Walaupun hidupku tidak lengkap tanpa adanya mamah Aku patut bersyukur karena tuhan telah mengaruniakan seorang papah yang sangat perhatian padaku, beliau adalah separuh dari hidupku.
"Sudah makan...." ucap Papah sambil membuka ikatan dasi yang menyimpul di leher jenjangnya.
"Hmmm..... sudah..." aku berjalan ke dapur dan memasak air sambil bibirku terus bersenandung kecil, membuatkan papah kopi saat pulang kerja adalah rutinitas harianku.

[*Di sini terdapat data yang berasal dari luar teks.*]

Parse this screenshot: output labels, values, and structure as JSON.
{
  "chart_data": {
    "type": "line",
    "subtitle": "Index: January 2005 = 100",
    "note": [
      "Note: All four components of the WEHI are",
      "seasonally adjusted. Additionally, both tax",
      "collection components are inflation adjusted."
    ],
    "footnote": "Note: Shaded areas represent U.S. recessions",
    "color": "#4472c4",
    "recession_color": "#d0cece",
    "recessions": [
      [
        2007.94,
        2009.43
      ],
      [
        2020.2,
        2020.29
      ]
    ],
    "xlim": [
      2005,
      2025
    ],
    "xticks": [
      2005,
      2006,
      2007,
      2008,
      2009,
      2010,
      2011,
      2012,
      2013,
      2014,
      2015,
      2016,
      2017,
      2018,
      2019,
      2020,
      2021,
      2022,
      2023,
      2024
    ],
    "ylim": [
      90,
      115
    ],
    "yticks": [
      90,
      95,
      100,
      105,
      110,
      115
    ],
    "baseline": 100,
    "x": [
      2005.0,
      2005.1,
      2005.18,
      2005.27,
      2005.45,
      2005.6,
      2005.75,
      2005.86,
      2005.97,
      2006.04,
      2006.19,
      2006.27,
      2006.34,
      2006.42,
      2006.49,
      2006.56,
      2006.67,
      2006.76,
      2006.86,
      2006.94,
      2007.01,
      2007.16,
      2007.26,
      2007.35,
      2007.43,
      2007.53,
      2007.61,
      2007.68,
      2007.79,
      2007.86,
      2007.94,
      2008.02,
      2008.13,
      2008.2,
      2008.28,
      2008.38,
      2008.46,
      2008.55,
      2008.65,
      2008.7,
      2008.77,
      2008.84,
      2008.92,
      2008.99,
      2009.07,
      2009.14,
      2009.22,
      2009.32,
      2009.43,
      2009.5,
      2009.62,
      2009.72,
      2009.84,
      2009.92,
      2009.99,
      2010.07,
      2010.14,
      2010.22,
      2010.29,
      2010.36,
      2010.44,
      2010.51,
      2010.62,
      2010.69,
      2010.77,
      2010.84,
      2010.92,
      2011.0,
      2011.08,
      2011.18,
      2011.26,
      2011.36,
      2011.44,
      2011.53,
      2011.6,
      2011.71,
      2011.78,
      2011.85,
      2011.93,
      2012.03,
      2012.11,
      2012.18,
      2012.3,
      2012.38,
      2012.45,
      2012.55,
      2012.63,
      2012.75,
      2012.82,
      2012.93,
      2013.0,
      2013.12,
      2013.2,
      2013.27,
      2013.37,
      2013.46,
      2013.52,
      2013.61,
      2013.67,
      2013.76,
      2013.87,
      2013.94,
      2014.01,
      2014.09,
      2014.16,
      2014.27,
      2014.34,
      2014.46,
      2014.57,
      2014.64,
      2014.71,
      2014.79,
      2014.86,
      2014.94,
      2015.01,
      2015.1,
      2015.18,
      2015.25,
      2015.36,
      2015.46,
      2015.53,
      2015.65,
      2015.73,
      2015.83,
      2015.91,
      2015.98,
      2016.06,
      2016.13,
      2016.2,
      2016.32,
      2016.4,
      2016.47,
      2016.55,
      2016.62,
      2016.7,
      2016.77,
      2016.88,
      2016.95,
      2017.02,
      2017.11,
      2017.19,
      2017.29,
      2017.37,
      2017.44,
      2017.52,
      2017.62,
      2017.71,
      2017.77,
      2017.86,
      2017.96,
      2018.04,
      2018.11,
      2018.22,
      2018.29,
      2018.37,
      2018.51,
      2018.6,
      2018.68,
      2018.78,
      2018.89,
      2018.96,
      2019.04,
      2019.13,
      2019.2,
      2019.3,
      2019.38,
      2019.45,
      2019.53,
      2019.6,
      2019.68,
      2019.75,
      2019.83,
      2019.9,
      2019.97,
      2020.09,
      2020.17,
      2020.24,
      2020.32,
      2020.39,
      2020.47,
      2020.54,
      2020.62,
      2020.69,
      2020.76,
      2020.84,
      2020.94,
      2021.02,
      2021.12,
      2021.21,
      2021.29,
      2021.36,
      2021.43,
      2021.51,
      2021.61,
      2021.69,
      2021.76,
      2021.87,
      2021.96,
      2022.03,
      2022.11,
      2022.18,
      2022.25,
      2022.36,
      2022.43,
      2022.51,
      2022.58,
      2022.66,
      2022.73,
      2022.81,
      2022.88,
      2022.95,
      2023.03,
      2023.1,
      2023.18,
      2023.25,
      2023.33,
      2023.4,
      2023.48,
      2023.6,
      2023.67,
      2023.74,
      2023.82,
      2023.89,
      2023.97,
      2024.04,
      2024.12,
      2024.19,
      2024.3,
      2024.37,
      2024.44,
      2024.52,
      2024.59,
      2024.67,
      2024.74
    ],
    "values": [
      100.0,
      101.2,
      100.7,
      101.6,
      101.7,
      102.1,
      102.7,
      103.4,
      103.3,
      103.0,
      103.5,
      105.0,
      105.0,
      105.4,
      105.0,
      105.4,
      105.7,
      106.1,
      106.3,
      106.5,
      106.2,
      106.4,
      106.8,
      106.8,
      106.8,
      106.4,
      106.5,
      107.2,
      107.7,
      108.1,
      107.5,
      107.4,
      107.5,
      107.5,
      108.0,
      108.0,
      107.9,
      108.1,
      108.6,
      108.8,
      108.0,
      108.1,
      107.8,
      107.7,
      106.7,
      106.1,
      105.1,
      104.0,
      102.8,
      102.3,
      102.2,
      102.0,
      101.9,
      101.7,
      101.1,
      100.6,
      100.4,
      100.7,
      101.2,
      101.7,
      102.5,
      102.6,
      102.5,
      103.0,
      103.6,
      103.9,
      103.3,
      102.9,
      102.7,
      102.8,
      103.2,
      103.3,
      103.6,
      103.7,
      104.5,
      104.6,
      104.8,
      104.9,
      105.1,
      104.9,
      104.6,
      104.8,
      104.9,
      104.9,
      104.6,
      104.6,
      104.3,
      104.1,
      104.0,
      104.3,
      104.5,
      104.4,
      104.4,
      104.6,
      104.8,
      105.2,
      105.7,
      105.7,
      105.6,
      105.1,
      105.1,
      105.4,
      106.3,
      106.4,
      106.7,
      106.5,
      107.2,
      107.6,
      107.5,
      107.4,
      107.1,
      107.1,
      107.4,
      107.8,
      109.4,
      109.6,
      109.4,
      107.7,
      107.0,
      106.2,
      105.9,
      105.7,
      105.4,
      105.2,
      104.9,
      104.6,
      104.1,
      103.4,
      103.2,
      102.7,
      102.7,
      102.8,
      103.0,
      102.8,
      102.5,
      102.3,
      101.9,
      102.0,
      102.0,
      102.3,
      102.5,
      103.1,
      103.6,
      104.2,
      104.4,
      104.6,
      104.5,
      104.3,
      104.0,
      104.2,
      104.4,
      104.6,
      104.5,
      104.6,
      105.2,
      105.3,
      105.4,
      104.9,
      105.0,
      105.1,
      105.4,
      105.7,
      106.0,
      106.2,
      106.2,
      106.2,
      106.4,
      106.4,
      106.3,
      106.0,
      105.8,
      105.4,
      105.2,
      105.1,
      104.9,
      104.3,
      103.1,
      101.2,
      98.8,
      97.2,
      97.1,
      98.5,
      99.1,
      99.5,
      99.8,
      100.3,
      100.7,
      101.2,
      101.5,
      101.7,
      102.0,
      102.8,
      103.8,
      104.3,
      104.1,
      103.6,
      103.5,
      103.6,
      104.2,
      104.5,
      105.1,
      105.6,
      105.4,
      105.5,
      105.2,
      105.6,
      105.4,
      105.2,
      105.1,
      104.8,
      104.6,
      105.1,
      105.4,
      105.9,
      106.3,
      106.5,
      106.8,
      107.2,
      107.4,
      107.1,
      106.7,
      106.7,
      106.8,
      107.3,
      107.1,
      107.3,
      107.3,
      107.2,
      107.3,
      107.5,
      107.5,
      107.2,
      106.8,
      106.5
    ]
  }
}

"Mit... sebenarnya papah ingin bicara ini dari dulu..." aku menghentikan nyanyianku, kedua bola mataku memperbaikan papah yang sudah duduk di kursi, sepertinya ini obrolan yang serius.
"Soal apa...??" Kopi yang ku buat telah siap, aku membawanya ke meja di mana papah menungguku di sana.
"Papah ingin kita pindah rumah..." aku diam menunggunya melanjutkan ucapannya, hatiku seperti tidak bisa menerima ucapan papah.
"Rumah ini, hanya membuat papah tidak bisa bangkit dari bayang bayang masa lalu, kamu tahu maksud papah kan...??" papah memandang kedua mataku, aku melihat kesedihan di sana saat kedua bola mata kami saling bertemu.
Memang papah tidak pernah bisa bangkit dari rasa keterpurukannya saat mamah meninggalkan kami untuk selama lamanya, nenek yang bercerita semuanya padaku bahwa papah sangat mencintai mamah, dan aku rasa sampai sekarang papah masih mencintai mamah, aku dapat melihat dengan jelas saat papah diam duduk di taman sambil memegang foto mamah, mungkin jika papah seorang perempuan ia akan menangis tersendu sendu.
"Baiklah..." aku sadar kata baiklah yang ku ucapkan akan membawaku pada penyiksaan batin, karena aku akan meninggalkan orang yang kucintai di sini, namun tidak ada yang penting di dunia ini kecuali papah, aku tidak bisa egois sedangkan ia terlalu banyak menderita untuk ku.
Entah kenapa malam ini air mataku terus mengalir dan tidak mau berhenti, perasaan yang tidak jelas mengetahuiku.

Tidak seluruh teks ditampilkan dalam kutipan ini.